Comparison
Contextual Retrieval vs Prompt Caching
Contextual Retrieval and Prompt Caching are both common AI/LLM terms but cover different ideas. Here is a quick side-by-side.
When you would reach for Contextual Retrieval
When your corpus is large, varied, and chunks lose context when stripped from their parent document.
A legal RAG with thousands of contracts: contextual retrieval generates "Section X of Contract Y" prefixes; retrieval precision on cross-contract questions jumps materially.
When you would reach for Prompt Caching
Whenever a prefix is reused across calls and exceeds ~1K tokens. The break-even point is low; the upside is large.
A long-context RAG app caches the system prompt + few-shot examples; per-call latency drops from 6s to 1.5s, cost drops ~80%.
Frequently asked
What is the difference between Contextual Retrieval and Prompt Caching?

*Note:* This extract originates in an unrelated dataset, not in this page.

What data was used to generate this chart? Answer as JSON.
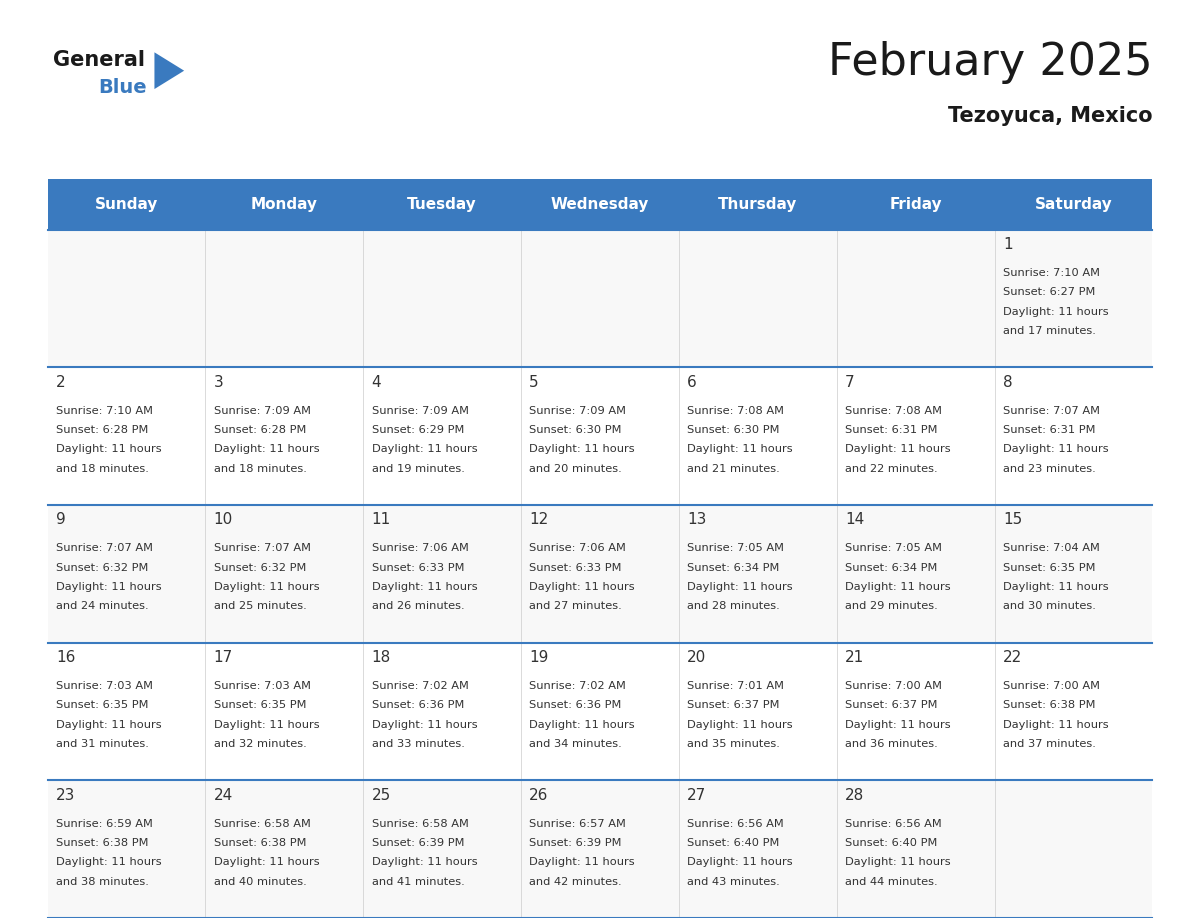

Contextual Retrieval: Contextual retrieval, introduced by Anthropic, prepends a model-generated context summary to each chunk before embedding — so chunks know which document and section they came from, improving retrieval precision by ~50%. Prompt Caching: Prompt caching stores the KV-cache state of a long prefix (system prompt, large document, tool definitions) so subsequent calls that reuse it skip the prefill compute — cutting TTFT and cost by 50-90%.
When should I use Contextual Retrieval vs Prompt Caching?
When your corpus is large, varied, and chunks lose context when stripped from their parent document. Whenever a prefix is reused across calls and exceeds ~1K tokens. The break-even point is low; the upside is large.
Are Contextual Retrieval and Prompt Caching the same thing?
No. Contextual Retrieval is agents & tools; Prompt Caching is inference. They are related but address different parts of the AI stack.